Si malo fue aceptar el regalo de unos trajes con el presunto fin de favorecer las maquinaciones de una trama delictiva, peor fue mentir durante dos años negando el hecho. Si peor fue mentir durante dos años, pésimo fue pedir el voto de los conciudadanos alegando ser víctima de una imaginaria conspiración. Si malo es que el comportamiento presuntamente delictivo de los gobernantes debilite la legitimidad de las instituciones democráticas peor es que la contumacia en el delito la destruya.
Francisco Camps no tiene otra salida que la dimisión y, si ésta no se produce de inmediato, Rajoy y la dirección nacional del PP no tienen más remedio que expulsarlo del partido. No es solamente que el que calla otorgue sino que el que otorga está admitiendo que el delito es una forma aceptable de hacer política y eso es más propio de organizaciones como la mafia que de fuerzas políticas legales en democracia.

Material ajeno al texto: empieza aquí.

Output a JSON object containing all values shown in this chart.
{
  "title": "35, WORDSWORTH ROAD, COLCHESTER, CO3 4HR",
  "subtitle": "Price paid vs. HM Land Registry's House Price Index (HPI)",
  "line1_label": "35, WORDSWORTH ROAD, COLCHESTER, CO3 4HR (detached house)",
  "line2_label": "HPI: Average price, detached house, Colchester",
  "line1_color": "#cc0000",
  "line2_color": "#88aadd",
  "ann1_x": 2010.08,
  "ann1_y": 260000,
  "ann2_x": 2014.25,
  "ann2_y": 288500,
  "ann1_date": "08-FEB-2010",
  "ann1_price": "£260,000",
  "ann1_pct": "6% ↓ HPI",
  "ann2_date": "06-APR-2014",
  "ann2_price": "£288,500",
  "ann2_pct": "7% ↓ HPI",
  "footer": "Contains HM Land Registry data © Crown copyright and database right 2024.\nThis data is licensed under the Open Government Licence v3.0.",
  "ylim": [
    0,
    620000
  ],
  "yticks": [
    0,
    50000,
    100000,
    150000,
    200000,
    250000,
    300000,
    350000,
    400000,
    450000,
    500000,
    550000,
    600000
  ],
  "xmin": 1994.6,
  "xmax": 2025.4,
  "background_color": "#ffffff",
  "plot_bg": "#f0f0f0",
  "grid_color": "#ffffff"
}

La lluvia de declaraciones de cargos conservadores encareciendo la honradez de Camps cuestiona la validez de las decisiones judiciales y suena como el clamor hipócrita de una familia de mafiosos. En la democracia la honradez de los gobernantes la deciden los tribunales y no sus amigos, clientes o cómplices.
Camps lleva dos años negándose a contestar las preguntas de los periodistas, socavando el ejercicio profesional de estos y menoscabando el derecho a la información de la ciudadanía. Si no dimite ipso facto el resto de su mandato será ilegítimo pues no estará al servicio de sus representados sino de su supervivencia política.